Un tournant critique. La Fédération Wallonie-Bruxelles – la Communauté française pour les adeptes de l’appellation constitutionnelle – est à un tournant critique de sa courte histoire. Trois réformes majeures, tout autant qu’indispensables, attendent en effet les grands argentiers du présent gouvernement et de ses successeurs.
Il y a d’abord le Pacte pour un enseignement d’excellence dont la mise en œuvre à marche (presque) forcée creusera le déficit de 162 millions d’euros en 2019. Et dont les effets retours budgétisés à moyen terme seront profondément dépendants de son implémentation complète. Il y a ensuite le refinancement de l’enseignement supérieur réclamé à cor et à cri par les universités et les hautes écoles. Les premières ont fixé la barre très haut : juste pour garder la tête hors de l’eau, il leur faut 150 millions de subventions en plus, chaque année, d’ici la fin de la prochaine législature. C’est trois fois et demie l’effort consenti par ce gouvernement. Il y a enfin la réforme de la formation initiale des enseignants aujourd’hui dans la dernière ligne droite au point de vue législatif.
La dernière ligne droite ? Incontestablement, ce décret est pavé d’excellentes intentions. Il fait en effet le pari d’améliorer considérablement la qualité de notre enseignement – personne aujourd’hui n’oserait en nier la nécessité – en se montrant plus exigeant sur la formation des maîtres. Ce faisant, on alignerait le parcours des futurs instituteurs et régents sur ce qui se fait dans de nombreux pays européens.
Coûteuses réformes
Le pari qu’il ne relève pas, par contre, c’est d’assumer, au moins sur papier, les surcoûts qu’engendrera immanquablement la réforme. Entre les estimations les plus optimistes et les plus pessimistes, il y avait, voici de cela une année, près d’un milliard d’euros. C’est dire si on pouvait avoir l’impression d’y aller presque à l’aveugle… L’épure livrée discrètement – mais très sérieusement – aux décideurs par l’université de Namur a le mérite de clarifier les choses. En prenant en compte l’hypothèse de revalorisation salariale la plus logique, le pari laissera une facture additionnelle de minimum 120 millions d’ici une décennie. D’autres scénarios font aussi état d’un surcoût de 670 millions après quatre décennies de bons et loyaux services.
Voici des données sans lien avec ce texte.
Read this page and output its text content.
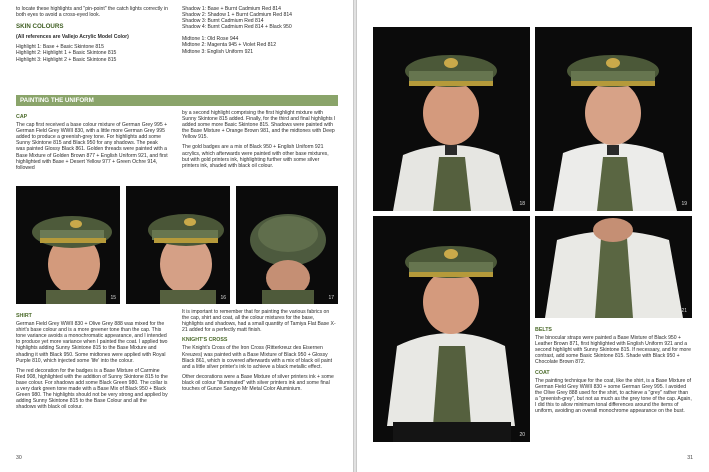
to locate these highlights and "pin-point" the catch lights correctly in both eyes to avoid a cross-eyed look.

SKIN COLOURS
(All references are Vallejo Acrylic Model Color)
Highlight 1: Base + Basic Skintone 815
Highlight 2: Highlight 1 + Basic Skintone 815
Highlight 3: Highlight 2 + Basic Skintone 815
Shadow 1: Base + Burnt Cadmium Red 814
Shadow 2: Shadow 1 + Burnt Cadmium Red 814
Shadow 3: Burnt Cadmium Red 814
Shadow 4: Burnt Cadmium Red 814 + Black 950
Midtone 1: Old Rose 944
Midtone 2: Magenta 945 + Violet Red 812
Midtone 3: English Uniform 921
PAINTING THE UNIFORM
CAP

The cap first received a base colour mixture of German Grey 995 + German Field Grey WWII 830, with a little more German Grey 995 added to produce a greenish-grey tone. For highlights add some Sunny Skintone 815 and Black 950 for any shadows. The peak was painted Glossy Black 861. Golden threads were painted with a Base Mixture of Golden Brown 877 + English Uniform 921, and first highlighted with Base + Desert Yellow 977 + Green Ochre 914, followed

by a second highlight comprising the first highlight mixture with Sunny Skintone 815 added. Finally, for the third and final highlights I added some more Basic Skintone 815. Shadows were painted with the Base Mixture + Orange Brown 981, and the midtones with Deep Yellow 915.

The gold badges are a mix of Black 950 + English Uniform 921 acrylics, which afterwards were painted with other base mixtures, but with gold printers ink, highlighting further with some silver printers ink, shaded with black oil colour.

15	16	17
SHIRT

German Field Grey WWII 830 + Olive Grey 888 was mixed for the shirt's base colour and is a more greener tone than the cap. This tone variance avoids a monochromatic appearance, and I intended to produce yet more variance when I painted the coat. I applied two highlights adding Sunny Skintone 815 to the Base Mixture and shading it with Black 950. Some midtones were applied with Royal Purple 810, which injected some 'life' into the colour.

The red decoration for the badges is a Base Mixture of Carmine Red 908, highlighted with the addition of Sunny Skintone 815 to the base colour. For shadows add some Black Green 980. The collar is a very dark green tone made with a Base Mix of Black 950 + Black Green 980. The highlights should not be very strong and applied by adding Sunny Skintone 815 to the Base Colour and all the shadows with black oil colour.

It is important to remember that for painting the various fabrics on the cap, shirt and coat, all the colour mixtures for the base, highlights and shadows, had a small quantity of Tamiya Flat Base X-21 added for a perfectly matt finish.

KNIGHT'S CROSS

The Knight's Cross of the Iron Cross (Ritterkreuz des Eisernen Kreuzes) was painted with a Base Mixture of Black 950 + Glossy Black 861, which is covered afterwards with a mix of black oil paint and a little silver printer's ink to achieve a black metallic effect.

Other decorations were a Base Mixture of silver printers ink + some black oil colour "illuminated" with silver printers ink and some final touches of Gunze Sangyo Mr Metal Color Aluminium.

30
18	19
20
21
BELTS

The binocular straps were painted a Base Mixture of Black 950 + Leather Brown 871, first highlighted with English Uniform 921 and a second highlight with Sunny Skintone 815. If necessary, and for more contrast, add some Basic Skintone 815. Shade with Black 950 + Chocolate Brown 872.

COAT

The painting technique for the coat, like the shirt, is a Base Mixture of German Field Grey WWII 830 + some German Grey 995. I avoided the Olive Grey 888 used for the shirt, to achieve a "grey" rather than a "greenish-grey", but not as much as the grey tone of the cap. Again, I did this to allow minimum tonal differences around the items of uniform, avoiding an overall monochrome appearance on the bust.

31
Le tout alors que l’enseignement appelle son bailleur de fonds, on l’a dit, à financer d’autres coûteuses réformes.
La question aujourd’hui n’est évidemment pas de s’interroger sur l’opportunité d’améliorer la qualité de l’enseignement. La question est de savoir comment, à l’avenir, on va assumer les décisions du moment sachant que ledit bailleur de fonds est prisonnier de son incapacité à générer lui-même la moindre recette fiscale. La responsabilité politique commande de s’inquiéter dès maintenant d’un début de solution sous peine de devoir, demain ou après-demain, mendier un refinancement de la Communauté française que la Flandre pourrait faire payer cher, très cher, à ses amis francophones.